Also referred to as “consumer debt,” consumer credit is reported by the U.S. Federal Reserve and is a debt that someone incurs for the purpose of purchasing a good or service. This includes purchases made on credit cards, lines of credit and some loans.
Consumer credit is basically the amount of credit used by consumers to purchase non-investment goods or services that are consumed and whose value depreciates quickly. This includes automobiles, recreational vehicles (RVs), education, boat and trailer loans, but excludes debts taken out to purchase real estate or margin on investment accounts. For example, a mortgage for purchasing a house is not consumer credit. However, the new 60 inch television you put on your credit card is.
The debt is contracted for the purpose of increasing present consumption. This is the only kind of debt that most ordinary persons ever contract.

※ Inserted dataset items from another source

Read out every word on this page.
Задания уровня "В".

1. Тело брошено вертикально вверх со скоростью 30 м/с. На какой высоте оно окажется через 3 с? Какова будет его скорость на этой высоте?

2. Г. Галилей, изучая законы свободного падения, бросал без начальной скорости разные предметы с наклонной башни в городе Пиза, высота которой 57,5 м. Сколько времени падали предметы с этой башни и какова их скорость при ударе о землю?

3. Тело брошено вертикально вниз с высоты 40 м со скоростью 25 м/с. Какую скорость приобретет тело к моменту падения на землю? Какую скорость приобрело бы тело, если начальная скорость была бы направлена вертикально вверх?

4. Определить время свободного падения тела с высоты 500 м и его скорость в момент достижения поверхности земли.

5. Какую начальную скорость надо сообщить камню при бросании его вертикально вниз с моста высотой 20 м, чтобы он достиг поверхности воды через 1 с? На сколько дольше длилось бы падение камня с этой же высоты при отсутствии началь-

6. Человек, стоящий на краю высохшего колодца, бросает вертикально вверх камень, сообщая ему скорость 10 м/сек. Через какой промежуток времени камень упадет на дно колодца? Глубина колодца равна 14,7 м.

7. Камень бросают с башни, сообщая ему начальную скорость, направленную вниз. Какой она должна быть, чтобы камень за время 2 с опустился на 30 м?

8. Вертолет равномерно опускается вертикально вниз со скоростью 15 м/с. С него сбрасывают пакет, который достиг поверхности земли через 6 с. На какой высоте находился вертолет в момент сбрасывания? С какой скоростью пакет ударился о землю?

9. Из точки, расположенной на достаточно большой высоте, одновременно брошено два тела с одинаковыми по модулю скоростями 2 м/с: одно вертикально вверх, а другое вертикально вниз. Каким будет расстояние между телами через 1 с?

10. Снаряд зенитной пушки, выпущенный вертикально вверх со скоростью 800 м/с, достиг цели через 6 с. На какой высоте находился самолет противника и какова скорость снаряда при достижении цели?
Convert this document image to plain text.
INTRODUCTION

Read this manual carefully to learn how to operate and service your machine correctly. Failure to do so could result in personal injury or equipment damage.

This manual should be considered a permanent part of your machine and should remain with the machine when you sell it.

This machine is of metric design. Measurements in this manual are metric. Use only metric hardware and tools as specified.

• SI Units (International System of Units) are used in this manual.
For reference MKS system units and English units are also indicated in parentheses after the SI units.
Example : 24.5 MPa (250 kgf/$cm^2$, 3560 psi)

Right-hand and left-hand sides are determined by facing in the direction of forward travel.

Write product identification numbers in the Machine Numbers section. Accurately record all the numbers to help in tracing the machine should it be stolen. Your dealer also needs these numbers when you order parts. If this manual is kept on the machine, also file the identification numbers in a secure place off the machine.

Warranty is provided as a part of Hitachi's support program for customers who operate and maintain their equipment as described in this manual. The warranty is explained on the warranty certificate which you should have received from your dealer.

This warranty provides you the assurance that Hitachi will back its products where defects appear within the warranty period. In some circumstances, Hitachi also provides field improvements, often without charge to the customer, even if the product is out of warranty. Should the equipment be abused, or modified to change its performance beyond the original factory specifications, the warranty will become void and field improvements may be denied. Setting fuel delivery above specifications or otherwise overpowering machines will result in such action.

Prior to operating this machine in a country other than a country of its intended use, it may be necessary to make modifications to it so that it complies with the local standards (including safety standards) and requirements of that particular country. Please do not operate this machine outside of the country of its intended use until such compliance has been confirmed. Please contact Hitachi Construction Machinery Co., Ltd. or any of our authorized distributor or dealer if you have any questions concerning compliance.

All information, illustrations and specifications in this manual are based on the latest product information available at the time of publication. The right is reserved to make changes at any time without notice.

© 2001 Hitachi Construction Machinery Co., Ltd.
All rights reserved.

People go into debt for all kinds of things—to buy food or clothing; to have a place to live; to travel; to go to football or baseball games; to bet on the horses; to contribute to worthy causes; to pay doctor bills.
You may think that some of these things are good and that others are bad, but that isn’t the point. The important consideration for us is they are not going to help us directly to pay back the debt. Good health helps to pay the doctor bills, in a way, and a well-dressed appearance may help to pay the tailor-particularly for a bond salesman. But by and large, debts of this kind have to be paid back out of wealth or income that has not been increased by the debt.
Consumer credit advances the time of consumption, but not its amount. Over a long period of time no one can possibly get more automobiles, radios, dinners, theaters, or clothes by going into debt for them. They may have more of these things this month or this year by going into debt, but they will have to get along with fewer of them next year.
Over time, part of the debtor’s income will have to go to pay the interest charges on their debt.
There are scenarios when taking on debt could be productive in the long-run. Someone who borrows to put themselves through medical school almost certainly increases their ability to earn and pay off the debt.
Alternatively, an individual who loves the piano might buy one on the installment plan, fully aware that the monthly payments will cut into their future purchasing power, but willing to make that sacrifice for the enjoyment they will get out of the instrument. For a music teacher, however, a debt of that kind would not be for consumption, but for production.
Consumer credit, although it cannot in the long run increase the total amount of goods sold, does have an important effect on what is sold. That is because consumer credit is more readily advanced for certain kinds of goods than for others.